Hartalega posted a net profit of RM12.61mil in the quarter under review, a sharp decline from RM31.93mil in the year-ago quarter for an earnings per share of 0.37 sen against 0.94 sen in the comparative quarter.

It said revenue was lower at RM553.11mil in 1Q26 as compared to RM583.84mil in 1Q25.

The group said the performance was impacted by a reduction in average selling prices (ASP) as well as lower sales volume, primarily owing to front-loaded inventories held by US customers and deferred orders in response to ongoing tariff developments.

At the same time, pricing pressures intensified in non-US markets, driven by excess supply from Chinese manufacturers. In addition, operating profit was affected by the lower ASPs, strengthening of the ringgit and less favourable cost absorption resulting from lower capacity utilisation.

Kuan said Hartalega was anchored by its long-term strategy, focusing on enhancing production efficiency and cost optimisation, investing in advanced automation, maintaining robust fiscal discipline, and sharpening its sales approach to strengthen its competitiveness and resilience.

“While near-term conditions are challenging, structural glove demand for rubber gloves continues to hold strong prospects, driven by growing global healthcare needs and hygiene awareness.

“Our focus remains on building long-term value while continuing to uphold best practices in responsible manufacturing and environmental, social and governance compliance.”

Separately, Hartalega said its wholly-owned subsidiary, Hartalega NGC Sdn Bhd, has received a Notice of Additional Assessments totalling RM101.36mil from the Inland Revenue Board (IRB) for the years of assessment from 2017 to 2022.

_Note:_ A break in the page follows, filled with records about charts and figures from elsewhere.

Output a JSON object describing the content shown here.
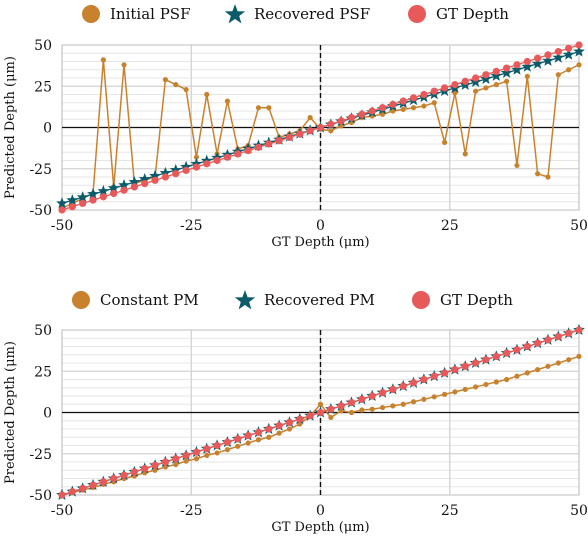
{
  "chart_data": [
    {
      "type": "line",
      "legend": [
        "Initial PSF",
        "Recovered PSF",
        "GT Depth"
      ],
      "xlabel": "GT Depth (μm)",
      "ylabel": "Predicted Depth (μm)",
      "xlim": [
        -50,
        50
      ],
      "ylim": [
        -50,
        50
      ],
      "xticks": [
        "-50",
        "-25",
        "0",
        "25",
        "50"
      ],
      "yticks": [
        "-50",
        "-25",
        "0",
        "25",
        "50"
      ],
      "grid": true,
      "legend_position": "top",
      "x": [
        -50,
        -48,
        -46,
        -44,
        -42,
        -40,
        -38,
        -36,
        -34,
        -32,
        -30,
        -28,
        -26,
        -24,
        -22,
        -20,
        -18,
        -16,
        -14,
        -12,
        -10,
        -8,
        -6,
        -4,
        -2,
        0,
        2,
        4,
        6,
        8,
        10,
        12,
        14,
        16,
        18,
        20,
        22,
        24,
        26,
        28,
        30,
        32,
        34,
        36,
        38,
        40,
        42,
        44,
        46,
        48,
        50
      ],
      "series": [
        {
          "name": "Initial PSF",
          "color": "#c8822e",
          "marker": "circle",
          "values": [
            -49,
            -46,
            -43,
            -40,
            41,
            -36,
            38,
            -34,
            -32,
            -30,
            29,
            26,
            23,
            -18,
            20,
            -16,
            16,
            -13,
            -11,
            12,
            12,
            -6,
            -4,
            -2,
            6,
            -1,
            -2,
            1,
            3,
            6,
            7,
            8,
            10,
            11,
            12,
            13,
            15,
            -9,
            21,
            -16,
            22,
            24,
            26,
            28,
            -23,
            31,
            -28,
            -30,
            32,
            35,
            38
          ],
          "values_note": ""
        },
        {
          "name": "Recovered PSF",
          "color": "#0b5b6b",
          "marker": "star",
          "values": [
            -46,
            -44.1,
            -42.3,
            -40.4,
            -38.6,
            -36.8,
            -35,
            -33.1,
            -31.3,
            -29.4,
            -27.6,
            -25.8,
            -23.9,
            -22.1,
            -20.2,
            -18.4,
            -16.6,
            -14.7,
            -12.9,
            -11,
            -9.2,
            -7.4,
            -5.5,
            -3.7,
            -1.8,
            0,
            1.8,
            3.7,
            5.5,
            7.4,
            9.2,
            11,
            12.9,
            14.7,
            16.6,
            18.4,
            20.2,
            22.1,
            23.9,
            25.8,
            27.6,
            29.4,
            31.3,
            33.1,
            35,
            36.8,
            38.6,
            40.4,
            42.3,
            44.1,
            46
          ]
        },
        {
          "name": "GT Depth",
          "color": "#e85a5a",
          "marker": "circle",
          "values": [
            -50,
            -48,
            -46,
            -44,
            -42,
            -40,
            -38,
            -36,
            -34,
            -32,
            -30,
            -28,
            -26,
            -24,
            -22,
            -20,
            -18,
            -16,
            -14,
            -12,
            -10,
            -8,
            -6,
            -4,
            -2,
            0,
            2,
            4,
            6,
            8,
            10,
            12,
            14,
            16,
            18,
            20,
            22,
            24,
            26,
            28,
            30,
            32,
            34,
            36,
            38,
            40,
            42,
            44,
            46,
            48,
            50
          ]
        }
      ]
    },
    {
      "type": "line",
      "legend": [
        "Constant PM",
        "Recovered PM",
        "GT Depth"
      ],
      "xlabel": "GT Depth (μm)",
      "ylabel": "Predicted Depth (μm)",
      "xlim": [
        -50,
        50
      ],
      "ylim": [
        -50,
        50
      ],
      "xticks": [
        "-50",
        "-25",
        "0",
        "25",
        "50"
      ],
      "yticks": [
        "-50",
        "-25",
        "0",
        "25",
        "50"
      ],
      "grid": true,
      "legend_position": "top",
      "x": [
        -50,
        -48,
        -46,
        -44,
        -42,
        -40,
        -38,
        -36,
        -34,
        -32,
        -30,
        -28,
        -26,
        -24,
        -22,
        -20,
        -18,
        -16,
        -14,
        -12,
        -10,
        -8,
        -6,
        -4,
        -2,
        0,
        2,
        4,
        6,
        8,
        10,
        12,
        14,
        16,
        18,
        20,
        22,
        24,
        26,
        28,
        30,
        32,
        34,
        36,
        38,
        40,
        42,
        44,
        46,
        48,
        50
      ],
      "series": [
        {
          "name": "Constant PM",
          "color": "#c8822e",
          "marker": "circle",
          "values": [
            -50,
            -48.5,
            -47,
            -45.5,
            -43.5,
            -42,
            -40,
            -38.5,
            -36.5,
            -35,
            -33,
            -31.5,
            -29.5,
            -28,
            -26,
            -24.5,
            -22.5,
            -20.5,
            -18.5,
            -16.5,
            -15,
            -12.5,
            -10,
            -7,
            -2,
            5,
            -3,
            1,
            0,
            1.5,
            2,
            3,
            4,
            5,
            6.5,
            8,
            9.5,
            11,
            12.5,
            14,
            15.5,
            17,
            18.5,
            20,
            22,
            24,
            26,
            28,
            30,
            32,
            34
          ]
        },
        {
          "name": "Recovered PM",
          "color": "#0b5b6b",
          "marker": "star",
          "values": [
            -50,
            -48,
            -46,
            -44,
            -42,
            -40,
            -38,
            -36,
            -34,
            -32,
            -30,
            -28,
            -26,
            -24,
            -22,
            -20,
            -18,
            -16,
            -14,
            -12,
            -10,
            -8,
            -6,
            -4,
            -2,
            0,
            2,
            4,
            6,
            8,
            10,
            12,
            14,
            16,
            18,
            20,
            22,
            24,
            26,
            28,
            30,
            32,
            34,
            36,
            38,
            40,
            42,
            44,
            46,
            48,
            50
          ]
        },
        {
          "name": "GT Depth",
          "color": "#e85a5a",
          "marker": "circle",
          "values": [
            -50,
            -48,
            -46,
            -44,
            -42,
            -40,
            -38,
            -36,
            -34,
            -32,
            -30,
            -28,
            -26,
            -24,
            -22,
            -20,
            -18,
            -16,
            -14,
            -12,
            -10,
            -8,
            -6,
            -4,
            -2,
            0,
            2,
            4,
            6,
            8,
            10,
            12,
            14,
            16,
            18,
            20,
            22,
            24,
            26,
            28,
            30,
            32,
            34,
            36,
            38,
            40,
            42,
            44,
            46,
            48,
            50
          ]
        }
      ]
    }
  ]
}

In a filing with Bursa Malaysia, the glovemaker said the assessments, dated Aug 4, 2025, comprised RM13.92mil for 2017, RM36.35mil for 2018, RM10,695 for 2019, RM32.89mil for 2020, RM18.10mil for 2021, and RM90,625 for 2022.

“The company is currently seeking legal advice and evaluating its legal options, which may include initiating a formal appeal to the IRB,” Hartalega said.